Sharp rise in UK producer prices pushes up sterling
The pound climbed to within a whisker of the symbolic $2 mark after a sharper than expected rise in producer prices made a further hike in interest rates increasingly likely.
A survey last week from the the British Chambers of Commerce had claimed that the ability of companies to raise prices had been “exaggerated”.
But data released on Monday by the Office for National Statistics showed firms had been able in March to bump up charges to customers at the fastest pace in nearly a year.
The pick up in factory gate inflation is unwelcome news for the Bank of England.
The Bank’s monetary policy committee will be concerned that the data shows inflationary pressures building at the beginning of the supply chain and that this may make it more difficult to bring consumer price inflation down to its 2 per cent target from the current 2.8 per cent.
Richard McGuire at RBC Capital Markets said: “While often overshadowed by the proximity of the more impactful CPI report [due on Tuesday], these data arguably enjoy a greater than usual degree of importance given the Bank of England’s current focus upon evidence of firms’ pricing power.”
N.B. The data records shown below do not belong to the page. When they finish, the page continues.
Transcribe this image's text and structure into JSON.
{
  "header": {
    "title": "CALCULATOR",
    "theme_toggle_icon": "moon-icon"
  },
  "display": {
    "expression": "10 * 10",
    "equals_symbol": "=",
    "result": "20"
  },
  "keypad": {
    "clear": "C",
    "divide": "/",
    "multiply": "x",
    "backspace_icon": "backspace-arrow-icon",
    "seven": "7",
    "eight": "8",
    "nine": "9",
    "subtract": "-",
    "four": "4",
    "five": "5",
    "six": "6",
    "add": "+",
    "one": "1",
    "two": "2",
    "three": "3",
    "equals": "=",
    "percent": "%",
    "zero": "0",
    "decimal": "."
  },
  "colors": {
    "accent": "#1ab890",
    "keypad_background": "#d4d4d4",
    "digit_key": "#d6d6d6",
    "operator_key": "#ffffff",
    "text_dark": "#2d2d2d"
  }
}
“Against this backdrop, the sharp jump in headline output prices tilts the odds further in favour of the Bank raising rates at the May meeting.”
With investors still hoping that the next move in US interest rates will be down, the divergent trend in yield between the two currencies helped sterling gain ground against the dollar, rising to $1.9935 by mid-morning.
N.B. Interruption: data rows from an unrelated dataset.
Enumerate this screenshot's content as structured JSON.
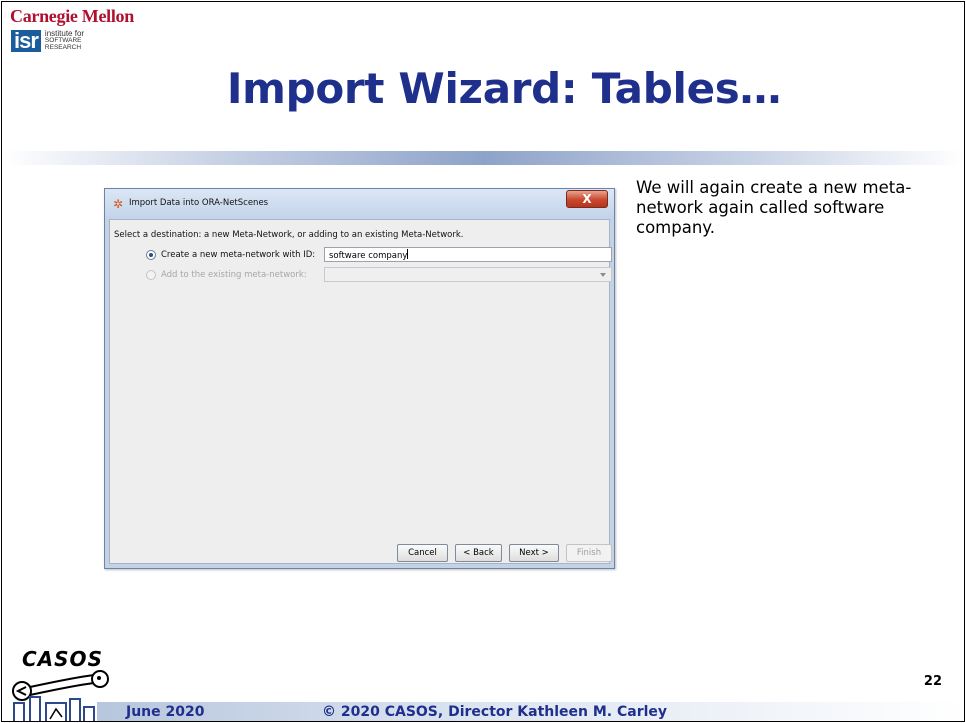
{
  "slide": {
    "institution": "Carnegie Mellon",
    "institute_mark": "isr",
    "institute_text": [
      "institute for",
      "SOFTWARE",
      "RESEARCH"
    ],
    "title": "Import Wizard: Tables…",
    "side_text": "We will again create a new meta-network again called software company.",
    "footer": {
      "date": "June 2020",
      "copyright": "© 2020 CASOS, Director Kathleen M. Carley",
      "page_number": "22",
      "logo_text": "CASOS"
    }
  },
  "dialog": {
    "title": "Import Data into ORA-NetScenes",
    "close_label": "X",
    "prompt": "Select a destination: a new Meta-Network, or adding to an existing Meta-Network.",
    "option_new_label": "Create a new meta-network with ID:",
    "option_new_selected": true,
    "id_value": "software company",
    "option_existing_label": "Add to the existing meta-network:",
    "option_existing_enabled": false,
    "existing_value": "",
    "buttons": {
      "cancel": "Cancel",
      "back": "< Back",
      "next": "Next >",
      "finish": "Finish"
    }
  },
  "colors": {
    "title": "#1f2f8c",
    "cmu_red": "#b0102f",
    "window_frame": "#c4d2e6",
    "close_button": "#c7482f"
  },
  "icons": {
    "app_icon": "ora-network-icon",
    "close": "close-icon",
    "dropdown": "chevron-down-icon"
  }
}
The Bank last raised rates in January to 5.25 per cent. Minutes of the April rate-setting meeting will be released on Wednesday.
The ONS said that output prices rose by 0.6 per cent between February and March - the sharpest month-on-month rise since April 2006 - mainly on the back of a 10.9 per cent increase in recovered secondary raw materials, particularly scrap metal.
Petroleum product prices were up 2.2 per cent as aviation fuel and fuel oil rose by 3.9 per cent and 3.5 per cent respectively.
Output prices for the year to March were up 2.7 per cent. This was higher than the 2.3 per cent increase seen in February and was the sharpest rise since August last year.
Pressure on manufacturers to raise prices came from a rebound in raw material costs. Crude oil rose by 8.2 per cent in the month to March said the ONS, and this contributed to a 1.2 per cent rise in input prices on a seasonally adjusted basis.
For the year to March, input prices climbed by 0.7 per cent.
Howard Archer at Global Insight said the jump in input prices meant the pressure on companies’ profit margins was intensifying.
And he noted that the Bank would be alarmed to see that core producer output prices - a measure excluding volatile items such as food drink, tobacco and petrol - was up by 0.4 per in March, marking the highest monthly increases since April 2006.
“Furthermore, annual core producer output price inflation climbed to a nine month high of 2.9 per cent.”